Serious irregularity had allowed applicant to obtain adoption order in Ukraine

Federal court | Citizenship


Serious irregularity had allowed applicant to obtain adoption order in Ukraine

Applicant was citizen of Canada and Ukraine. Applicant worked as medical doctor and had home in Saskatchewan, and she also maintained home in Ukraine. Applicant was granted approval to adopt children from Ukraine through international adoption. However, applicant adopted two children in Ukraine through domestic private adoption approved by Ukrainian Court. Officer refused to grant citizenship to applicant’s adopted children under s. 5.1(1) of Citizenship Act (Can.). Officer was not satisfied that adoption was in accordance with Ukraine legislation. Officer was not satisfied that applicant disclosed full information respecting place of permanent residence and marital status to Ukrainian judge who made decision on adoption. Applicant applied for judicial review of officer’s decision. Application dismissed. Officer was obligated to find out and consider whether adoptions were in accordance with laws of place where they took place and laws of country of residence of adopting citizen. Officer discovered that applicant had not effected international adoption, but had secured domestic adoption in Ukraine. Officer was obligated to determine how Canadian citizen, who was resident in Saskatchewan at time of citizenship applications, was able to obtain domestic adoptions in Ukraine. Officer concluded that applicant secured domestic adoptions because she presented herself as Ukraine resident. Applicant did not reveal she was also resident of Canada and was married to non-Ukrainian resident of Canada who lived in Saskatchewan where applicant had medical practice.

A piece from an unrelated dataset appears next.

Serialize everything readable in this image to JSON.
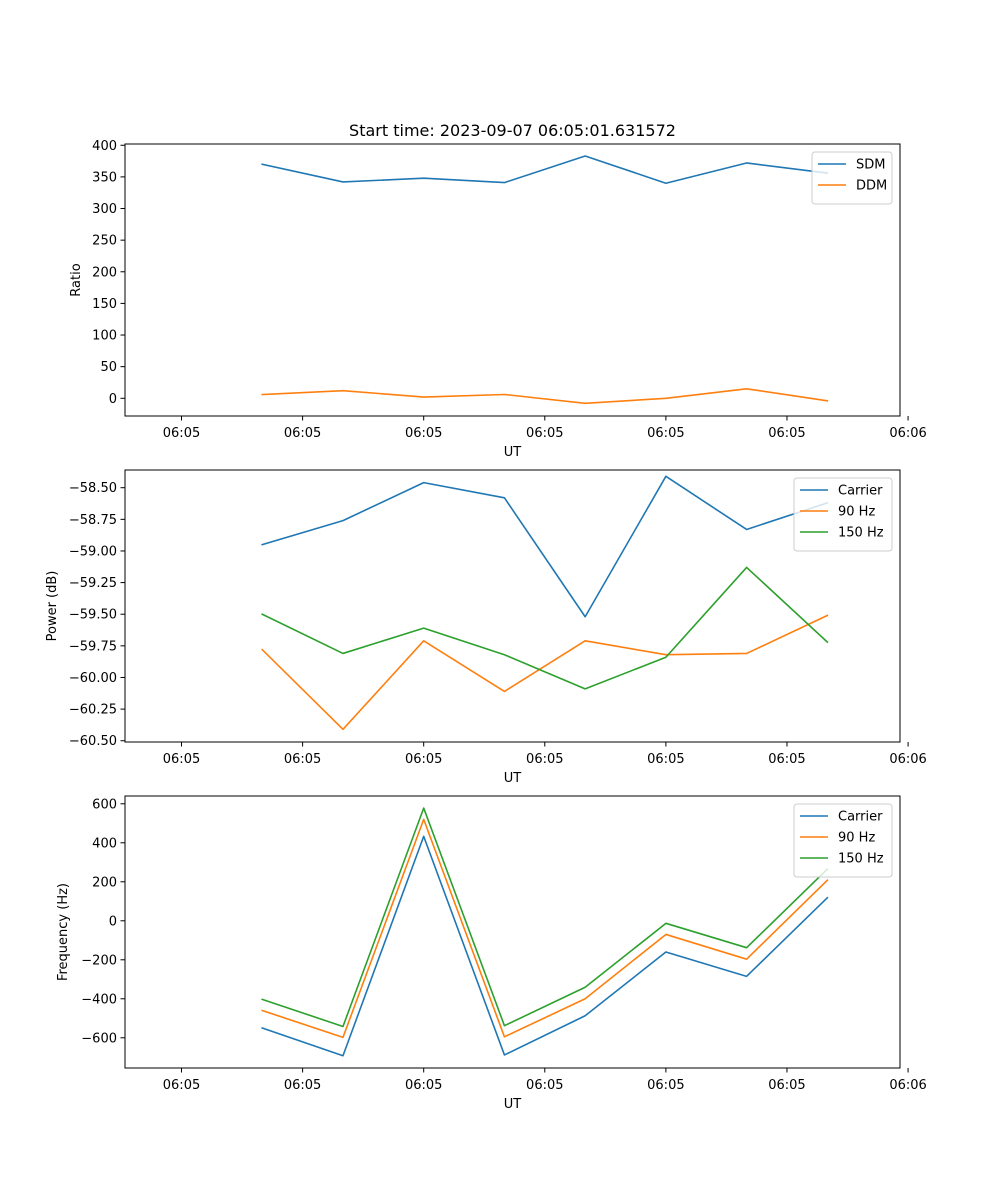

Officer had good reason to conclude that serious irregularity had allowed applicant to obtain adoption order in Ukraine. Adoption order would not have been obtained if applicant revealed she was Canadian citizen who had been living in Canada for number of years. Ukrainian court was not provided with fundamental information that was relevant to its jurisdiction to grant order. Officer was not biased, did not deny applicant procedural fairness and did not err in assessment of evidence. There were sufficient grounds for officer to disregard Ukrainian court order.
Cheshenchuk v. Canada (Minister of Citizenship and Immigration) (Jan. 13, 2014, F.C., James Russell J., File No. T-2217-12) 236 A.C.W.S. (3d) 825.